I never thought I’d be a writer. I thought I’d be a lawyer. Have an Atticus Finch sort of life. I always liked the library. Surrounded by books just felt right from the very beginning. The library at Sewanee was fine, and I fell headfirst in love with Amelia Gayle Gorgas in Tuscaloosa. 

In my early years after college, I thought I would write some poems. I had one poem accepted by Glenny Brock when she worked at this neat publication called Birmingham Weekly. It was the poetry addition. The following spring, I began my first novel, a novel I still want to publish one day. It’s set in the city of Tuscaloosa and features a young man’s introduction into a family’s history and myth. The young man falls in love with the youngest son in that family, and is in effect initiated into the family.

I think I’ve always been interested in the stories families tell themselves, the mythology that’s sort of conjured up by the constant repetition of their stories. The book was fun.

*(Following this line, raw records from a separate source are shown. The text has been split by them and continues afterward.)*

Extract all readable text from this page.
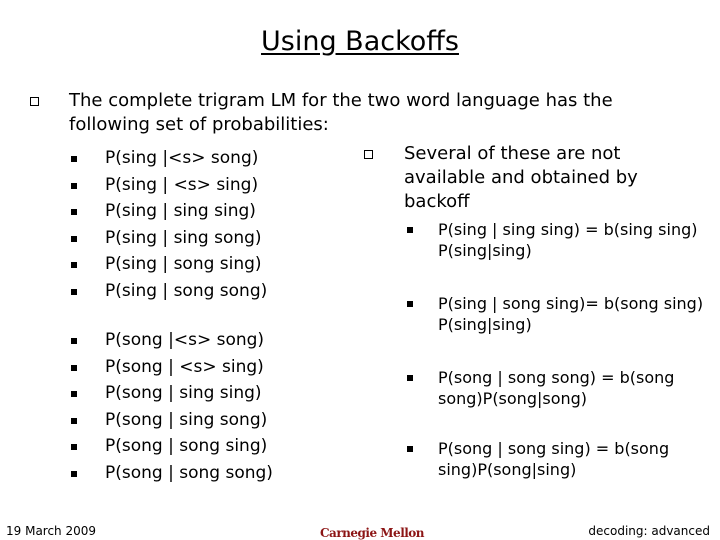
Using Backoffs
The complete trigram LM for the two word language has the following set of probabilities:
P(sing |<s> song)
P(sing | <s> sing)
P(sing | sing sing)
P(sing | sing song)
P(sing | song sing)
P(sing | song song)
P(song |<s> song)
P(song | <s> sing)
P(song | sing sing)
P(song | sing song)
P(song | song sing)
P(song | song song)
Several of these are not available and obtained by backoff
P(sing | sing sing) = b(sing sing) P(sing|sing)
P(sing | song sing)= b(song sing) P(sing|sing)
P(song | song song) = b(song song)P(song|song)
P(song | song sing) = b(song sing)P(song|sing)
19 March 2009	Carnegie Mellon	decoding: advanced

It was fun to write and fun to edit and fun to attempt to get published. It was such a good time that I decided to write another book. And then another one, which became Imogene in New Orleans. I’m not sure how this adventure will turn out, but I do hope to write several more books before I go on to meet the saints and Shakespeare. I hope you enjoy Imogene in New Orleans as much as I enjoyed writing it.